Ninik Rahayu menjelaskan, sesuai pasal 15 Ayat 2 (huruf g) UU Pers, tugas Dewan Pers antara lain mendata perusahaan pers. Pendataan perusahaan oleh Dewan Pers tidak bisa disamakan dengan pendaftaran dan keduanya sangatlah berbeda.
Pelaksanaan tugas mendata perusahaan pers, lanjut Ninik, sebagaimana pelaksanaan tugas-tugas lainnya yang dimandatkan oleh UU Pers, ditujukan untuk mengembangkan kemerdekaan pers dan meningkatkan kehidupan pers nasional.
“Pendataan perusahaan pers merupakan stelsel pasif dan mandiri,”jelas Ninik Rahayu.
Artinya, perusahaan pers yang berinisiatif untuk mengajukan diri agar diverifikasi (didata) oleh Dewan Pers sesuai ketentuan.. Ketentuan tentang pendataan perusahaan pers ini tertuang dalam Peraturan Dewan Pers Nomor 1/Peraturan DP/I/2023 tentang Pendataan Perusahaan Pers.
“Dewan Pers tidak dapat memaksa perusahaan pers untuk didata atau ikut verifikasi media,” imbuhnya.
Ninik Rahayu menguraikan pendataan perusahaan pers bertujuan untuk mewujudkan perusahan pers yang kredibel, profesional, sehat, mandiri dan independen.

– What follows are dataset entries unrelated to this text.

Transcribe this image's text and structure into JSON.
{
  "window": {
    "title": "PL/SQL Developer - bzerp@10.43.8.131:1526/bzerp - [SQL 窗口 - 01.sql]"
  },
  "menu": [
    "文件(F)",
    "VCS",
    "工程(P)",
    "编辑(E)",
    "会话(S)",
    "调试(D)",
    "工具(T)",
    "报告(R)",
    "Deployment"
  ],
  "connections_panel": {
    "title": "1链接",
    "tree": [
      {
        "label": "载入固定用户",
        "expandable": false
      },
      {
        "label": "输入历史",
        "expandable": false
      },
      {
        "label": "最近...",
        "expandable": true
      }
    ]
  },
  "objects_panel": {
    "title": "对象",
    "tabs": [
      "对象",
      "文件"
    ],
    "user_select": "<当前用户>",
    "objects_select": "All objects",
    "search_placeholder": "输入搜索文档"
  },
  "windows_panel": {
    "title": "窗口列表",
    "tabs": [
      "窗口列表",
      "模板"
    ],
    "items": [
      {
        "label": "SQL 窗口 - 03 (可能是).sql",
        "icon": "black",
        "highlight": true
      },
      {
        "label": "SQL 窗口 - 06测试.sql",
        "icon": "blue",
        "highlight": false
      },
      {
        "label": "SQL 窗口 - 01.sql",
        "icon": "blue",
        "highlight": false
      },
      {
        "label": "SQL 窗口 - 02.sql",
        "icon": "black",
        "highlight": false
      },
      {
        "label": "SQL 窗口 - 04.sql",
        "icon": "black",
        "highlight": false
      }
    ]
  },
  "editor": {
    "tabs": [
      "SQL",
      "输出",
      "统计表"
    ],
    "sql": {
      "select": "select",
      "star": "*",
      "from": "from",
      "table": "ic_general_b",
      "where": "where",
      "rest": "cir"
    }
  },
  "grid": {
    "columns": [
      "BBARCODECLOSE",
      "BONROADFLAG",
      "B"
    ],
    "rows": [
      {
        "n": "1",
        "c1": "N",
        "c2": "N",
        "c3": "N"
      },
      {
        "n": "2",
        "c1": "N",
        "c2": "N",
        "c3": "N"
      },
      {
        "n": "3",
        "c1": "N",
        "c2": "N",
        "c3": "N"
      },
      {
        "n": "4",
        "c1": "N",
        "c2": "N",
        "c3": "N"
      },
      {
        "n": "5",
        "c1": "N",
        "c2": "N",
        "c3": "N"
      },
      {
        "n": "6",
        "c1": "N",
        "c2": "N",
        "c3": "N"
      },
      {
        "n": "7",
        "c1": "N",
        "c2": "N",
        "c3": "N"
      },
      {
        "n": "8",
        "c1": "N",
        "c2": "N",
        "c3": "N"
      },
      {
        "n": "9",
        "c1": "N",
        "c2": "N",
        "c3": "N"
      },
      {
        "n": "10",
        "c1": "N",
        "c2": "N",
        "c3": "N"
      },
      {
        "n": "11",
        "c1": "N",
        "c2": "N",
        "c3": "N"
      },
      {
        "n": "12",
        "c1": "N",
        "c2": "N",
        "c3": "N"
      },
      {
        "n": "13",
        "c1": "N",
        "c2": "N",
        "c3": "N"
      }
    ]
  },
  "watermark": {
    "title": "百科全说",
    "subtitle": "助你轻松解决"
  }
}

Selanjutnya untuk mewujudkan perlindungan pada perusahaan pers dan menginventarisasi perusahaan pers secara kuantitatif dan kualitatif.
“Pendataan perusahaan pers dilakukan untuk memastikan, bahwa perusahaan pers sungguh-sungguh menjalankan kewajibannya sebagai salah satu unsur yang menopang tegaknya kemerdekaan pers,” jelas Ninik lagi.
Perusahaan pers yang tidak bekerja secara profesional, antara lain ditandai dengan tidak memenuhi kewajiban untuk kesejahteraan wartawan, tidak memberikan penghasilan yang layak, atau malah memerintahkan wartawan mencari tambahan penghasilan atau iklan.
“Hal ini pada akhirnya akan membuat wartawan tidak dapat menjalankan tugas dengan profesional, karena penghasilan wartawan tergantung kepada seberapa besar ia meraih iklan atau tambahan penghasilan. Situasi ini tentu tidak mendukung wartawan untuk menghasilkan karya jurnalistik yang berkualitas,” pungkas Ninik Rahayu.